Friday 9 July 2010

To find out or not to find out?

Two posts in one day... I know.

Thing is, I've myself a quandary on my mind. And you know me, a quandary shared is a quandary halved... So... On July 22nd I have my second scan. The 20+ weeks check that all is cooking nicely with the wee one. When I had this scan with Sproglet I chose not to find out what sex the baby was. Husband however did decide to find out - so he knew and I didn't. Weird, but that's us. We're a bit contrary.
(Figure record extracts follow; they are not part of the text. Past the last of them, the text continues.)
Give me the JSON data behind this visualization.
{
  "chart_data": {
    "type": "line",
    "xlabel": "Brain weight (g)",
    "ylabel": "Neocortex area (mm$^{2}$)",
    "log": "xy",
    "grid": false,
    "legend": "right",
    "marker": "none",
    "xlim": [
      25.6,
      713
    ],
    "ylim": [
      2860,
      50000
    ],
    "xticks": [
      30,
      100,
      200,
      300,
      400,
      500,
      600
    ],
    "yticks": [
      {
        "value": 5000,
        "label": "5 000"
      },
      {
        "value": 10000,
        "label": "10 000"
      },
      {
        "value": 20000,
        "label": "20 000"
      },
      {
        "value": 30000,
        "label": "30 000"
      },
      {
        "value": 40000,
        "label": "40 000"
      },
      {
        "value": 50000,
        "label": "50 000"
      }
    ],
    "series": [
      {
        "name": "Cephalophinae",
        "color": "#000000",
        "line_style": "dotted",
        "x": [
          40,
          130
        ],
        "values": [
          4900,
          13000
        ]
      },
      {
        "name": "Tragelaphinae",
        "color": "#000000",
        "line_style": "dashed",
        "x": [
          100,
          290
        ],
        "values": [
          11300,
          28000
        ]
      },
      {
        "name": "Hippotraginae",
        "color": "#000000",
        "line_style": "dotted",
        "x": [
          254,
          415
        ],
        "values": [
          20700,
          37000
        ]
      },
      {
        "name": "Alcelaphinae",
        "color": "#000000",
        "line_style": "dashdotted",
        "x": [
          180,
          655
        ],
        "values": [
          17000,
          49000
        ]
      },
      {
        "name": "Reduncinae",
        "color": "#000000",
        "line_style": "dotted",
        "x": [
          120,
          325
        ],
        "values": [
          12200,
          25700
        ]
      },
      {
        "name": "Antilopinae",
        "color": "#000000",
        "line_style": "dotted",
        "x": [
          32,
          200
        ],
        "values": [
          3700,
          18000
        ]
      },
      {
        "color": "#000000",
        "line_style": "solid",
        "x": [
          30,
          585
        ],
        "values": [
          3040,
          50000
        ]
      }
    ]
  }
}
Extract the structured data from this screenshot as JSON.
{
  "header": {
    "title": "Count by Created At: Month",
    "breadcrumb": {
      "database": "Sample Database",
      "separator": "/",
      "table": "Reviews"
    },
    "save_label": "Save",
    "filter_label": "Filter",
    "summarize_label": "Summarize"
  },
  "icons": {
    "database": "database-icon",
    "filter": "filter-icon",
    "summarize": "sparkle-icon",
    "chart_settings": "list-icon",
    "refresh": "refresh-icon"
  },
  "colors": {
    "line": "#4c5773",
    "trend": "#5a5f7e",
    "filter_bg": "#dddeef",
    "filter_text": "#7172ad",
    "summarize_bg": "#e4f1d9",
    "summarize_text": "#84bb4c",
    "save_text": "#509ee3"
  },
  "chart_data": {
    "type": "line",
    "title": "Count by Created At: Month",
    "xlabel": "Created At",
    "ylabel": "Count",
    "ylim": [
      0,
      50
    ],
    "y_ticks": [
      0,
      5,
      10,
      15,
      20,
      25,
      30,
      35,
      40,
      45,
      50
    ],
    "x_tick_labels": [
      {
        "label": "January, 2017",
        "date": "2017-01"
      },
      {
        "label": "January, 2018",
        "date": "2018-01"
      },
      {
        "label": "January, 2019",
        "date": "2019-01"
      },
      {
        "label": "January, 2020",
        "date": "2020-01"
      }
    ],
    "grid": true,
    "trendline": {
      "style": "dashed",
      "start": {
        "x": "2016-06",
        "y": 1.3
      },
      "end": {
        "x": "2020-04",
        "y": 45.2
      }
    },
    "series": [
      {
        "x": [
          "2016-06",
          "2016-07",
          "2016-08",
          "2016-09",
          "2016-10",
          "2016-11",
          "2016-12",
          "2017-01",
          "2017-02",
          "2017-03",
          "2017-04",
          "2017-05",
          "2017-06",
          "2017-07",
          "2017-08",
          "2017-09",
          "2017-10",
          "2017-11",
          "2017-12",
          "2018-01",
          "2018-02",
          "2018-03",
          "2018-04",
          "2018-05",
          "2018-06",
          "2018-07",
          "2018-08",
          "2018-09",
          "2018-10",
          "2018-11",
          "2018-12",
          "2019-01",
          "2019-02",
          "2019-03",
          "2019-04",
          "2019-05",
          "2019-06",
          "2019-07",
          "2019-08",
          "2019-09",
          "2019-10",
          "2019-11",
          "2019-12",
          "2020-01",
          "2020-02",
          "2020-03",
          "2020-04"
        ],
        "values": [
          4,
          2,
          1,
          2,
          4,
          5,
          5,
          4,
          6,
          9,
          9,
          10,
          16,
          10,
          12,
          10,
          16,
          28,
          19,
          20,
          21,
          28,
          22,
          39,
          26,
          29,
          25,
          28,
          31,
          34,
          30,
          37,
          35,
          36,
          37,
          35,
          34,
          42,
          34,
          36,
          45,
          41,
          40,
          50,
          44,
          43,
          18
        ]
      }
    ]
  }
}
Husband kept screwing up with both sexes - saying 'for him' or 'she'll love it' so I never knew the real one. For my part, I convinced myself it was a girl and so I didn't want to know anything different. Girls you see, I get. I am one. Boys were a whole different world: arcs of wee, football, dirt, rough and tumble. A strange land of one thought, one action and an ability to eat like locusts and remain stick thin. I got a friend's Husband who was in the police to grill Husband and he returned with the verdict: girl. My breast pain - not unlike being soldered by a blacksmith's iron I warrant - coupled with raging heartburn meant my acupuncturist thought 'girl' too. But my straight out bump, lack of sickness and glossy thick hair were all telling the true story...

As I lay on the slab mid section - I was stunned to hear that I had a brand new baby boy. It honestly took the rest of the day for it to sink in that I had a boy, and that yes, I could cope. Now I have embraced the wonders of boys and am truly in the boy-zone. My son amazes and inspires me daily. He is just so damn cute. I want another one of him if I'm honest.

Which brings me to to the 22nd. Now the hospital I will be going to, doesn't reveal the sex, so my quandary may well cease to exist. But thing is, we could go privately and find out. But do I want to know? In my heart I think it is a boy. Keeping me in my boy zone. Not that girl wouldn't be amazing too. This time I round, I genuinely don't care, I just feel blessed to be having a baby. Do I just wait and see? Do I find out but not tell anyone I (we including Husband obv) know - or even that I have been to find out in the first place, because people then just hound you to know...

What to do?

6 comments:

Ange said...

I think you should find out and not tell hubby. Always good to have something to torture out guys with. On the other hand, I can never keep secrets.

Ange
http://quirkyisokay.blogspot.com

Keenie Beanie said...

I vote not to find out again. It's like waiting for the biggest (surprise) present you'll ever get.

Chaos said...

Flip a coin!? Yeah. Flip a coin. :)

Anonymous said...

Not finding out is lovely. It always seems a shame to me when folk know in advance, then name the boy or girl, refer to it by the chosen name etc. . . I mean, what are you actually declaring when your baby is born - only that it has been born I suppose? Even you choose not to tell anyone, you've spoilt that wonderful moment of surprise for yourself, if in fact, you truly do not care if it is a boy or a girl.

Claire said...

Ooh don't find out!!! I get sad that our modern need to control everything extends to finding out the gender in advance, naming the baby in advance and, in SA where I'm from, often even electing the birthdate in advance.. Kids are chaotic and unpredictable and keeping the gender and circumstances of their arrival a surprise are fitting - and definitely one of the most fun parts! P.S. But if you DO find out, you'd damn well better let us know! ;-)

Anonymous said...

I woudl find out but then i am useless with secrets and it was a bit like christmas for me, you can find out what your presents are but it never spoils the day because you actually get to have them then!